Python: Implementation: CPython Executable:
Version: 3.9.5 Compiler: Clang 6.0 (clang-600.0.57) Bits: 64bit Build: May 3 2021 13:17:02 (#v3.9.5:0a7dcbdb13) Unicode: UCS4

PyVISA Version: 1.11.3

Backends: ivi: Version: 1.11.3 (bundled with PyVISA) Binary library: Not found py: Version: 0.5.2 USB INSTR: PyUSB does not seem to be properly installed. Please refer to PyUSB documentation and install a suitable backend like libusb 0.1, libusb 1.0, libusbx, libusb-win32 or OpenUSB. No backend available USB RAW: PyUSB does not seem to be properly installed.
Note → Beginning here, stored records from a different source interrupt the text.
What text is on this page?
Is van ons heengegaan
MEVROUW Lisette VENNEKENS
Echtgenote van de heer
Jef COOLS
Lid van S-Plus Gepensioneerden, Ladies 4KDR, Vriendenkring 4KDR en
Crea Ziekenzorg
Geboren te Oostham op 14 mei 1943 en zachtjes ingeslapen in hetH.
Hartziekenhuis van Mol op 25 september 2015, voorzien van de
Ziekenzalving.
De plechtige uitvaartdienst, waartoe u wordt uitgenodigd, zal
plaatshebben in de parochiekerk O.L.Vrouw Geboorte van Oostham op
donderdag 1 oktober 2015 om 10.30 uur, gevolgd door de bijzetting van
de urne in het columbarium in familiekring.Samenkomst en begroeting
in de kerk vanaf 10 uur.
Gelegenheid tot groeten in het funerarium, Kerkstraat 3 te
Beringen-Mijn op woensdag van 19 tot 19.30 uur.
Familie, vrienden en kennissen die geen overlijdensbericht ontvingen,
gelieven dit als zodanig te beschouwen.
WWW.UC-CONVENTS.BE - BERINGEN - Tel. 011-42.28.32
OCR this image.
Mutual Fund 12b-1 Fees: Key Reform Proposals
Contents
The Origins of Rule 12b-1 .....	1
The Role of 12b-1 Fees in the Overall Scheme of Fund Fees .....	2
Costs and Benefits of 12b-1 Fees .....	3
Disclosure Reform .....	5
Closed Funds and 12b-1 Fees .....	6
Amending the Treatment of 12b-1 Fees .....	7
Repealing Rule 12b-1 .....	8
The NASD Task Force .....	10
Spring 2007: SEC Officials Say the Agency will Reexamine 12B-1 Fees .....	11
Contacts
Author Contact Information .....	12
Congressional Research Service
Please refer to PyUSB documentation and install a suitable backend like libusb 0.1, libusb 1.0, libusbx, libusb-win32 or OpenUSB. No backend available TCPIP INSTR: Available TCPIP SOCKET: Available GPIB INSTR: Please install linux-gpib (Linux) or gpib-ctypes (Windows, Linux) to use this resource type. Note that installing gpib-ctypes will give you access to a broader range of funcionality. No module named 'gpib'

Hardware Overview: Model Name: Mac mini Model Identifier: Macmini9,1 Chip: Apple M1 Total Number of Cores: 8 (4 performance and 4 efficiency) Memory: 8 GB System Firmware Version: 6723.101.4 OS Loader Version: 6723.101.4

MatthieuDartiailh commented 2 years ago

I have been contacted offline by somebody that worked on HiSLIP and got approved to open source its work. So it will likely happen but I cannot give you any timeline.